— Принимаешь меня за драгунского капитана? А как ты… с гостями?
— Мы еще раньше договаривались. Поедем в Каррас. Посидим немного…
— Я в начале седьмого пошлю за тобой Глебова. В Каррас, ты сказал? Значит в Каррас. Он отвезет тебя на место.
— Я для тебя взял четыре билета на здешние ванны. Достаточно?
— Пока да.
Для себя он взял целых пять билетов. На пять дней. Скоро надо уезжать — и хорошо бы завершить лечение. Ему оставался один день. Бог решает за нас. А мы — бессильные твари.
Алексис уехал. Нельзя сказать, что у него был такой уж радужный вид.
Странно! Но в эти последние дни только он вспоминал о гаданье мадам Кирхгоф. Сам Михаил напрочь позабыл о нем.
Но светило солнце — и горы плавились. И Михаил был, кажется, влюблен. А может, серьезней всё… В Пятигорске был легкий ветерок, и ему отзывалась «Эолова арфа». А в Железноводске совсем тихо. Только солнце и горы. Великолепная, такая сытая тишина во всем мире.
Вскоре приехали гости. И Лермонтов окружил их заботой.

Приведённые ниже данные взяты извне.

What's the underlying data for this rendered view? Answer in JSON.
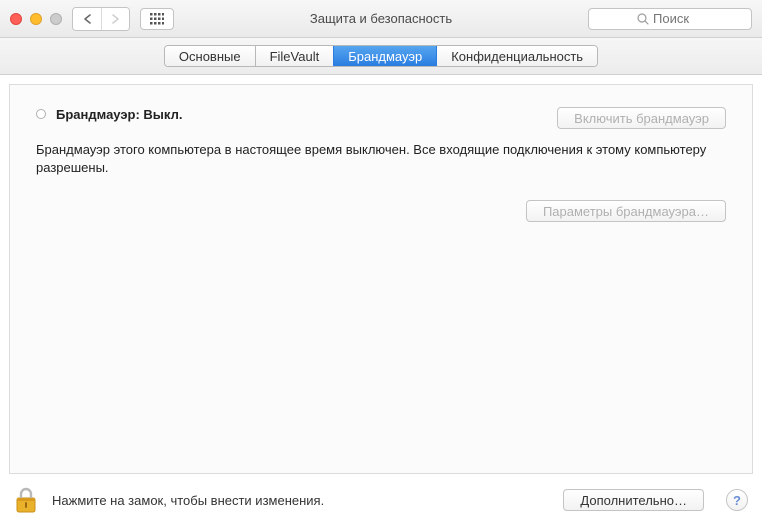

Их было больше, чем он ожидал. Он даже чуть расстроился. Не дадут побыть с Катей. С ней приехала, конечно, тетка — мадам Обыденная (неудобно звать только так, но имени не сохранилось). Они с тетей в коляске, а трое мужчин верхом: Бенкендорф, Пушкин Лев и Дмитревский — тифлисский чиновник. Он, кажется, в свое время делал предложение Нине Грибоедовой. Но она отказала, как всем отказывала. В Пятигорск он приехал с тоской по каким-то другим карим глазам и писал им стихи. Поэт был никакой, но стихи влюбленного получались хорошие. Лермонтов их одобрил. Даже сказал, что понял по ним, что надо любить только карие очи. Кстати, и у Кати были карие. Только чуть темней. Но об этом он как-то не думал. Дмитревский с Михаилом были друзья.
Пошли гулять в рощу поблизости. Пушкин занял всех каким-то длинным и путаным рассказом… Он любил Москву и все московское, и московские легенды, похожие на анекдоты, которые тем не менее оказывались былями…
А Катя с Лермонтовым незаметно отделились ото всех и ушли поглубже в рощу. Стали бродить меж дерев, сперва под ручку. А потом Катюша бросила его локоть и побежала, и скрылась за деревом: дитя есть дитя. А Лермонтов кинулся ее догонять. Они стали играть в пятнашки, как маленькие.
«На мне было бандо. Уж не знаю, какими судьбами коса моя распустилась и бандо свалилось… он взял и спрятал в карман», — писала потом Катя сестре. Ничего подобного. Бандо свалилось оттого, что он обнял ее и поцеловал. А она ответила поцелуем ему, сама не поняв, что произошло, а он целовал ее еще и еще.
— Но я совсем не похожа на Варю Лопухину! — сказал она растерянно.
— Тем лучше! — сказал он и поцеловал снова.
— Но мы же с вами — родня!
— Вы забыли: очень дальняя.
— Но вы соскучитесь со мной!..
— Но разве с жизнью можно соскучиться?
«…то была одна из тех чудных красавиц, которых рисует нам молодое воображение, перед которыми в волнении пламенных грез стоим на коленях и плачем, и молим, и радуемся бог знает чему…» («Штосс»).
Но он был еще здесь и убеждал ее, что всё не так и он не соскучится. А мир вокруг был прекрасен и светел, и деревья были добры к ним и скрывали их поцелуи от остальной публики.
И ей только казалось после, когда вспоминала об этом дне, будто он был грустен с ней! Ничего подобного! Просто… она так думала после — когда уже знала, что случилось.
Они выехали к Пятигорску где-то во втором часу дня. И дамы были опять в коляске. А четверо мужчин на конях, верхом. И он держал повод одной рукой и ехал, обернувшись или постоянно оборачиваясь к ней. И знал, что она тоже из окошка смотрит на него, хотя с ним было еще трое мужчин.
«…она с грустным взором оборачивала к нему эти страстные, глубокие глаза, которые, казалось, говорили: „смелее, не упадай духом, подожди, я буду твоя, во что бы то ни стало! я тебя люблю!“» («Штосс»).